The throughput of electron microscopes has increased significantly in recent years, enabling detailed analysis of cell morphology and ultrastructure. Analysis of neural circuits at single-synapse resolution remains the flagship target of this technique, but applications to cell and developmental biology are also starting to emerge at scale. The amount of data acquired in such studies makes manual instance segmentation, a fundamental step in many analysis pipelines, impossible. While automatic segmentation approaches have improved significantly thanks to the adoption of convolutional neural networks, their accuracy still lags behind human annotations and requires additional manual proof-reading. A major hindrance to further improvements is the limited field of view of the segmentation networks preventing them from exploiting the expected cell morphology or other prior biological knowledge which humans use to inform their segmentation decisions. In this contribution, we show how such domain-specific information can be leveraged by expressing it as long-range interactions in a graph partitioning problem known as the lifted multicut problem.
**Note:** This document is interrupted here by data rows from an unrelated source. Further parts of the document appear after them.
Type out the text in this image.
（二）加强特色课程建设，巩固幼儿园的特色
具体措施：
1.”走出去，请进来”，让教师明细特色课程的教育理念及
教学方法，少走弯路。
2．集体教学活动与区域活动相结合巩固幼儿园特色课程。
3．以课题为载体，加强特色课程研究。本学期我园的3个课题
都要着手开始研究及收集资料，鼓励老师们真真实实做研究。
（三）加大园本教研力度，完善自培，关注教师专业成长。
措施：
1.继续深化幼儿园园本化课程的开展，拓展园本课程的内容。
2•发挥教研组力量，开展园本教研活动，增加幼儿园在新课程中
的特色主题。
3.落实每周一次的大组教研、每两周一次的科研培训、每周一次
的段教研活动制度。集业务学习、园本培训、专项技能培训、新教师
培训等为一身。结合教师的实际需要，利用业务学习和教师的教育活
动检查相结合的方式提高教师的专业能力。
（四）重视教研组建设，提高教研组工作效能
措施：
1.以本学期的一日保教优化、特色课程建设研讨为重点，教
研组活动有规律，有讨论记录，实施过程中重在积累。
Using this formulation, we demonstrate significant improvement in segmentation accuracy for three challenging EM segmentation problems from neuroscience and cell biology.

Improving Population-Based Algorithms with Fitness Deterioration
Adrian Wolny, Robert Schaefer
Journal of Telecommunications and Information Technology, 2011

This work presents a new hybrid approach for supporting sequential niching strategies called Cluster Supported Fitness Deterioration (CSFD). Sequential niching is one of the most promising evolutionary strategies for analyzing multimodal global optimization problems in the continuous domains embedded in the vector metric spaces. In each iteration CSFD performs the clustering of the random sample by OPTICS algorithm and then deteriorates the fitness on the area occupied by clusters. The selection pressure pushes away the next-step sample (population) from the basins of attraction of minimizers already recognized, speeding up finding the new ones. The main advantages of CSFD are low memory an computational complexity even in case of large dimensional problems and high accuracy of deterioration obtained by the flexible cluster definition delivered by OPTICS. The paper contains the broad discussion of niching strategies, detailed definition of CSFD and the series of the simple comparative tests.

Open Source Software

pytorch-3dunet

pytorch-3dunet is a popular Pytorch implementation of the standard 3D U-Net and its variant Residual 3D U-Net for volumetric semantic segmentation. It provides common functionalities for neural network training and inference accessible via a convenient config-based interface. It has been widely used by researchers and machine learning practitioners.

PlantSeg

PlantSeg is a tool for cell segmentation in densely packed 3D images. It works best for images acquired with confocal and light-sheet microscopy. It is a two stage pipeline: CNN prediction followed by a graph partitioning. A large repository of pre-trained CNNs comes with the package.

ilastik4ij

A plugin for Fiji, a well known biological-image analysis software. The plugin is a wrapper around ilastik workflows and allows them to be used in Fiji and KNIME.

style-transfer-app

A simple web app which allows the user to take a photo with the webcam and apply a neural style transfer to it.